Similarly, the limit of the product is the product of the limits:

${\lim_{n \to \infty} (x_n \cdot y_n) = \lim_{n \to \infty} x_n \cdot \lim_{n \to \infty} y_n = x \cdot y}$

This shows that ${ x + y }$ and ${ x \cdot y }$ are limits of sequences in ${ F }$, and thus they belong to ${ \overline{F} }$. So, ${ \overline{F} }$ is closed under addition and multiplication.

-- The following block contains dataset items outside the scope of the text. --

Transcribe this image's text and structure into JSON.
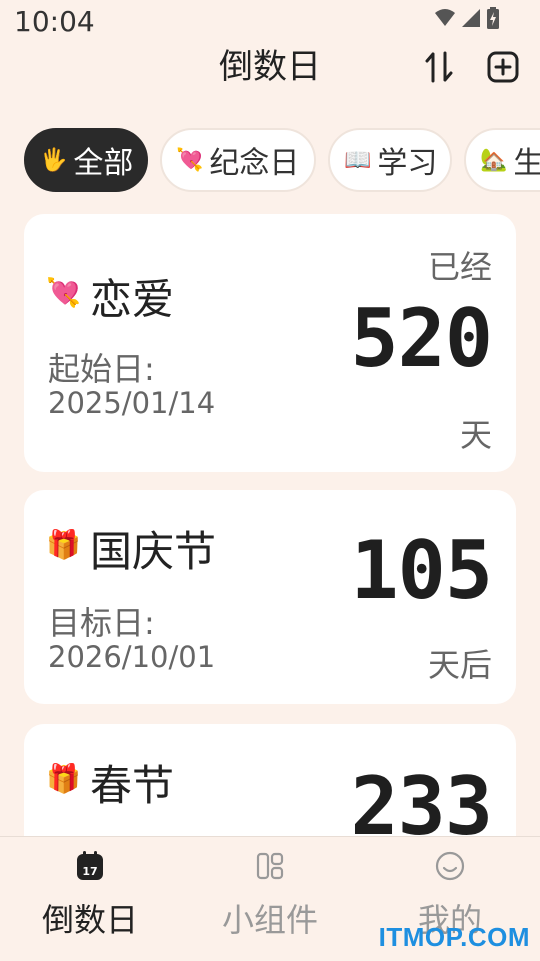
{
  "status_bar": {
    "time": "10:04",
    "icons": [
      "wifi-icon",
      "signal-icon",
      "battery-icon"
    ]
  },
  "header": {
    "title": "倒数日",
    "sort_icon": "sort-arrows-icon",
    "add_icon": "add-square-icon"
  },
  "categories": [
    {
      "emoji": "🖐",
      "label": "全部",
      "active": true
    },
    {
      "emoji": "💘",
      "label": "纪念日",
      "active": false
    },
    {
      "emoji": "📖",
      "label": "学习",
      "active": false
    },
    {
      "emoji": "🏡",
      "label": "生",
      "active": false
    }
  ],
  "events": [
    {
      "emoji": "💘",
      "title": "恋爱",
      "date_label": "起始日:",
      "date": "2025/01/14",
      "prefix": "已经",
      "count": "520",
      "unit": "天"
    },
    {
      "emoji": "🎁",
      "title": "国庆节",
      "date_label": "目标日:",
      "date": "2026/10/01",
      "prefix": "",
      "count": "105",
      "unit": "天后"
    },
    {
      "emoji": "🎁",
      "title": "春节",
      "date_label": "",
      "date": "",
      "prefix": "",
      "count": "233",
      "unit": ""
    }
  ],
  "bottom_nav": [
    {
      "label": "倒数日",
      "icon": "calendar-icon",
      "active": true
    },
    {
      "label": "小组件",
      "icon": "widgets-icon",
      "active": false
    },
    {
      "label": "我的",
      "icon": "smiley-icon",
      "active": false
    }
  ],
  "calendar_icon_day": "17",
  "watermark": "ITMOP.COM",
  "colors": {
    "background": "#fcf1ea",
    "card": "#ffffff",
    "active_chip": "#2a2a2a",
    "muted_text": "#666666",
    "watermark": "#1e8fe0"
  }
}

Associativity and Commutativity

These properties hold true in ${ \overline{F} }$ because they hold true in ${ F }$, and the operations in ${ \overline{F} }$ are defined as limits of operations in ${ F }$. For example, for associativity of addition, let ${ x, y, z \in \overline{F} }$. Then there exist sequences ${ (x_n), (y_n), (z_n) }$ in ${ F }$ that converge to ${ x, y, z }$ respectively. Since ${ (x_n + y_n) + z_n = x_n + (y_n + z_n) }$ for all ${ n }$, it follows that:

${\lim_{n \to \infty} ((x_n + y_n) + z_n) = \lim_{n \to \infty} (x_n + (y_n + z_n))}$

Which implies:

${(x + y) + z = x + (y + z)}$

The same logic applies to commutativity and associativity of multiplication.

Existence of Additive and Multiplicative Identities

The additive identity ${ 0 }$ and the multiplicative identity ${ 1 }$ are already in ${ F }$ (since ${ F }$ is a field), and therefore, they are also in ${ \overline{F} }$. For any ${ x \in \overline{F} }$, ${ x + 0 = x }$ and ${ x \cdot 1 = x }$.

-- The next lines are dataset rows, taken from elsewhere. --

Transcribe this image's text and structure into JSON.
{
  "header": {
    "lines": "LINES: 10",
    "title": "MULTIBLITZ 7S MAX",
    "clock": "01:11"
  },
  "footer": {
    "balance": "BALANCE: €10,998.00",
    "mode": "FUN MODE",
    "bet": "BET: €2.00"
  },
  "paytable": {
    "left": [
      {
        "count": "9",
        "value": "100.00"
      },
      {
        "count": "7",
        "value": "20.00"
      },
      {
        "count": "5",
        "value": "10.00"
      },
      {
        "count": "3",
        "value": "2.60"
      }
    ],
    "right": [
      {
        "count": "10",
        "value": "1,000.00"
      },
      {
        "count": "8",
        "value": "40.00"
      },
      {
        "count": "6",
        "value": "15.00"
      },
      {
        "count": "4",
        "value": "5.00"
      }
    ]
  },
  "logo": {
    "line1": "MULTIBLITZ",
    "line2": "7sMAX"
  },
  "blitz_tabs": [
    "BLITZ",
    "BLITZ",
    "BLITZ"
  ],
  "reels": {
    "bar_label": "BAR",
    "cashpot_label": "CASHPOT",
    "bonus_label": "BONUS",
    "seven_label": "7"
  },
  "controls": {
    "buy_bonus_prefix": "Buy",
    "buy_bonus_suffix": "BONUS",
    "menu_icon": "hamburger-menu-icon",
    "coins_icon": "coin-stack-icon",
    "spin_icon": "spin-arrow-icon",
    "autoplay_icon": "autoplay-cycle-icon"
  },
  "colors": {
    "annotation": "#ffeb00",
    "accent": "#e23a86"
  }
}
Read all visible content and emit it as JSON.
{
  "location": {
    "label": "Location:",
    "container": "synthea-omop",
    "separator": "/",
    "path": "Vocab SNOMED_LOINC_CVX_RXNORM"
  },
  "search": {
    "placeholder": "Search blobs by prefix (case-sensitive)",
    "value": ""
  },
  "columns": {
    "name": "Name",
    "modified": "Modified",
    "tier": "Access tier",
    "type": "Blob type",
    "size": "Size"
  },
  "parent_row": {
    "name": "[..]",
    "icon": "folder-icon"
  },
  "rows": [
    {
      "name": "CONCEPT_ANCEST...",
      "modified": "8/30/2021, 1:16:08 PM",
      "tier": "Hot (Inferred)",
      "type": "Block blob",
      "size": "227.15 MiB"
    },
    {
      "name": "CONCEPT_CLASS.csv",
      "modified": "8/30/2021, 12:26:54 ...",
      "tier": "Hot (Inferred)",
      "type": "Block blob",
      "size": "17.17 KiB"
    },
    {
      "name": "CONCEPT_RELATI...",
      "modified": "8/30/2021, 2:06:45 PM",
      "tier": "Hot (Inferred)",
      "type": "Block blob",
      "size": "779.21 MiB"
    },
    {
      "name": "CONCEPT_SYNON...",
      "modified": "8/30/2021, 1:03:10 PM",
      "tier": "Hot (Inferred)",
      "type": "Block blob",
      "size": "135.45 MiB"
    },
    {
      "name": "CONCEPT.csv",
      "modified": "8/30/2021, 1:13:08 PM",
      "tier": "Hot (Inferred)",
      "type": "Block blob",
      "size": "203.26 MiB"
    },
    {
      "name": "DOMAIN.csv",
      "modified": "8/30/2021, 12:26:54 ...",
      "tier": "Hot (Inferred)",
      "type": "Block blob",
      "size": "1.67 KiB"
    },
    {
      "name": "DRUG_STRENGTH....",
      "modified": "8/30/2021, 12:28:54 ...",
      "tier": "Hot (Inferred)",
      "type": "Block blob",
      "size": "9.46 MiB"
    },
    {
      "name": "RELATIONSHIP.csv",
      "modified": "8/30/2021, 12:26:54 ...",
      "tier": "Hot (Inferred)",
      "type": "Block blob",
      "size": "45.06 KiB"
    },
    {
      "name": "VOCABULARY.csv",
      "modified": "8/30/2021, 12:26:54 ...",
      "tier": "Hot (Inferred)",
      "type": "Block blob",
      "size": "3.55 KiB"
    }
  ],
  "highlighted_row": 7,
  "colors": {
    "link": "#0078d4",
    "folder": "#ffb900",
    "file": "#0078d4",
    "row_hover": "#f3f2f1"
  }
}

Existence of Additive and Multiplicative Inverses

For any ${ x \in \overline{F} }$, we need to show that ${ -x }$ is also in ${ \overline{F} }$. If ${ x \in \overline{F} }$, there exists a sequence ${ (x_n) }$ in ${ F }$ such that ${ x_n \to x }$. Since ${ F }$ is a field, ${ -x_n }$ is in ${ F }$ for all ${ n }$. Thus, the sequence ${ (-x_n) }$ is in ${ F }$, and ${ \lim_{n \to \infty} (-x_n) = -x }$. This means that ${ -x \in \overline{F} }$.

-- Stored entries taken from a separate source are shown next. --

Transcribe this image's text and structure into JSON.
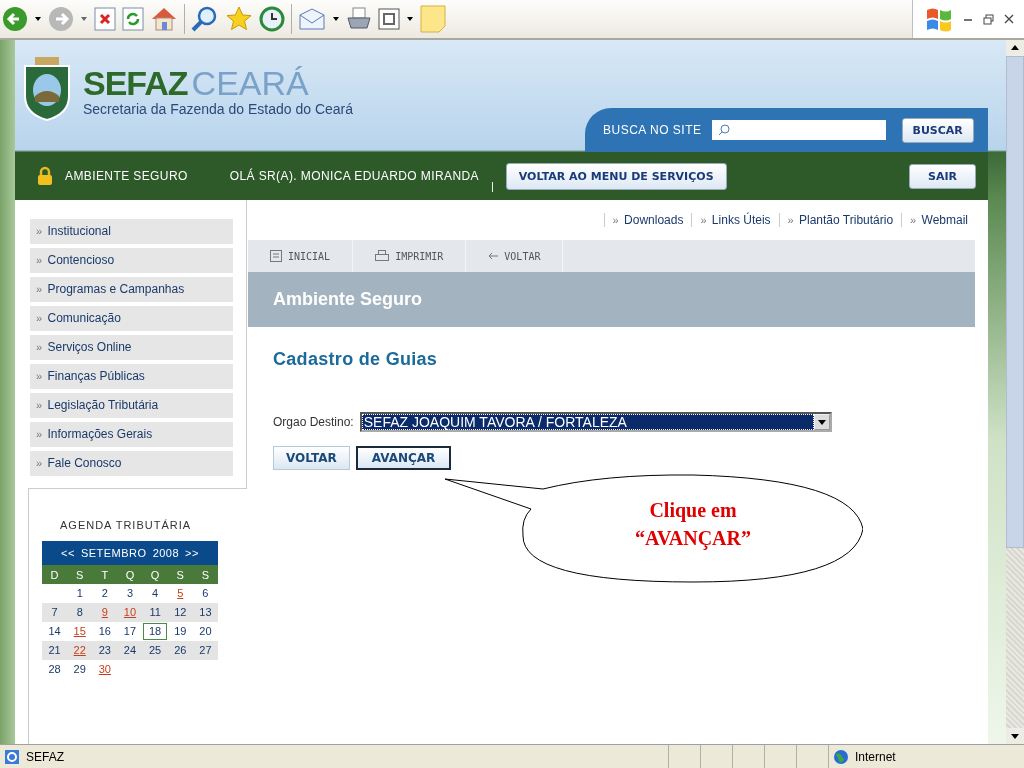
{
  "browser": {
    "status_text": "SEFAZ",
    "zone": "Internet"
  },
  "header": {
    "brand_bold": "SEFAZ",
    "brand_light": "CEARÁ",
    "subtitle": "Secretaria da Fazenda do Estado do Ceará",
    "search_label": "BUSCA NO SITE",
    "search_button": "BUSCAR"
  },
  "user_bar": {
    "secure_label": "AMBIENTE SEGURO",
    "greeting": "OLÁ SR(A). MONICA EDUARDO MIRANDA",
    "separator": "|",
    "menu_button": "VOLTAR AO MENU DE SERVIÇOS",
    "exit_button": "SAIR"
  },
  "sidebar": {
    "items": [
      {
        "marker": "»",
        "label": "Institucional"
      },
      {
        "marker": "»",
        "label": "Contencioso"
      },
      {
        "marker": "»",
        "label": "Programas e Campanhas"
      },
      {
        "marker": "»",
        "label": "Comunicação"
      },
      {
        "marker": "»",
        "label": "Serviços Online"
      },
      {
        "marker": "»",
        "label": "Finanças Públicas"
      },
      {
        "marker": "»",
        "label": "Legislação Tributária"
      },
      {
        "marker": "»",
        "label": "Informações Gerais"
      },
      {
        "marker": "»",
        "label": "Fale Conosco"
      }
    ]
  },
  "agenda": {
    "title": "AGENDA TRIBUTÁRIA",
    "prev": "<<",
    "month": "SETEMBRO",
    "year": "2008",
    "next": ">>",
    "weekdays": [
      "D",
      "S",
      "T",
      "Q",
      "Q",
      "S",
      "S"
    ],
    "weeks": [
      {
        "partial_start": true,
        "days": [
          {
            "day": "1",
            "marked": false,
            "today": false
          },
          {
            "day": "2",
            "marked": false,
            "today": false
          },
          {
            "day": "3",
            "marked": false,
            "today": false
          },
          {
            "day": "4",
            "marked": false,
            "today": false
          },
          {
            "day": "5",
            "marked": true,
            "today": false
          },
          {
            "day": "6",
            "marked": false,
            "today": false
          }
        ]
      },
      {
        "partial_start": false,
        "days": [
          {
            "day": "7",
            "marked": false,
            "today": false
          },
          {
            "day": "8",
            "marked": false,
            "today": false
          },
          {
            "day": "9",
            "marked": true,
            "today": false
          },
          {
            "day": "10",
            "marked": true,
            "today": false
          },
          {
            "day": "11",
            "marked": false,
            "today": false
          },
          {
            "day": "12",
            "marked": false,
            "today": false
          },
          {
            "day": "13",
            "marked": false,
            "today": false
          }
        ]
      },
      {
        "partial_start": false,
        "days": [
          {
            "day": "14",
            "marked": false,
            "today": false
          },
          {
            "day": "15",
            "marked": true,
            "today": false
          },
          {
            "day": "16",
            "marked": false,
            "today": false
          },
          {
            "day": "17",
            "marked": false,
            "today": false
          },
          {
            "day": "18",
            "marked": false,
            "today": true
          },
          {
            "day": "19",
            "marked": false,
            "today": false
          },
          {
            "day": "20",
            "marked": false,
            "today": false
          }
        ]
      },
      {
        "partial_start": false,
        "days": [
          {
            "day": "21",
            "marked": false,
            "today": false
          },
          {
            "day": "22",
            "marked": true,
            "today": false
          },
          {
            "day": "23",
            "marked": false,
            "today": false
          },
          {
            "day": "24",
            "marked": false,
            "today": false
          },
          {
            "day": "25",
            "marked": false,
            "today": false
          },
          {
            "day": "26",
            "marked": false,
            "today": false
          },
          {
            "day": "27",
            "marked": false,
            "today": false
          }
        ]
      },
      {
        "partial_start": false,
        "days": [
          {
            "day": "28",
            "marked": false,
            "today": false
          },
          {
            "day": "29",
            "marked": false,
            "today": false
          },
          {
            "day": "30",
            "marked": true,
            "today": false
          }
        ]
      }
    ]
  },
  "top_links": [
    {
      "marker": "»",
      "label": "Downloads"
    },
    {
      "marker": "»",
      "label": "Links Úteis"
    },
    {
      "marker": "»",
      "label": "Plantão Tributário"
    },
    {
      "marker": "»",
      "label": "Webmail"
    }
  ],
  "page_tools": [
    {
      "kind": "home",
      "label": "INICIAL"
    },
    {
      "kind": "print",
      "label": "IMPRIMIR"
    },
    {
      "kind": "back",
      "label": "VOLTAR"
    }
  ],
  "section_title": "Ambiente Seguro",
  "form": {
    "title": "Cadastro de Guias",
    "field_label": "Orgao Destino:",
    "field_value": "SEFAZ JOAQUIM TAVORA / FORTALEZA",
    "buttons": [
      {
        "label": "VOLTAR",
        "focused": false
      },
      {
        "label": "AVANÇAR",
        "focused": true
      }
    ]
  },
  "callout": {
    "lines": [
      "Clique em",
      "“AVANÇAR”"
    ]
  }
}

Similarly, for any ${ x \in \overline{F} }$ with ${ x \neq 0 }$, we need to show that ${ x^{-1} }$ is in ${ \overline{F} }$. Since ${ x \neq 0 }$, we can find a sequence ${ (x_n) }$ in ${ F }$ such that ${ x_n \to x }$ and ${ x_n \neq 0 }$ for sufficiently large ${ n }$. Then ${ x_n^{-1} }$ is in ${ F }$ for all such ${ n }$, and ${ \lim_{n \to \infty} x_n^{-1} = x^{-1} }$. Thus, ${ x^{-1} \in \overline{F} }$.

Distributivity

Distributivity of multiplication over addition holds in ${ \overline{F} }$ because it holds in ${ F }$. If ${ x, y, z \in \overline{F} }$, then there exist sequences ${ (x_n), (y_n), (z_n) }$ in ${ F }$ that converge to ${ x, y, z }$ respectively. Since ${ x_n \cdot (y_n + z_n) = x_n \cdot y_n + x_n \cdot z_n }$ for all ${ n }$, it follows that:

${\lim_{n \to \infty} (x_n \cdot (y_n + z_n)) = \lim_{n \to \infty} (x_n \cdot y_n + x_n \cdot z_n)}$

Which implies:

${x \cdot (y + z) = x \cdot y + x \cdot z}$

Conclusion

By showing that all the field axioms hold for ${ \overline{F} }$, we've proven that the closure of a field is indeed a field. This exercise is super helpful in understanding how algebraic structures behave under topological operations. Keep up the great work, and happy problem-solving!

Resnick, Chap 1 Prob 44

The original problem from Resnick's book, Chapter 1, Problem 44, likely aims to reinforce these concepts. The confusion about the closure being "smaller" than the original field usually stems from a misunderstanding of what closure entails—it's about including limit points, not removing elements. Therefore, the closure will always contain the original field and can potentially be larger if the field isn't already closed. Understanding this subtle nuance is key to mastering these types of problems. So, keep practicing and refining your understanding!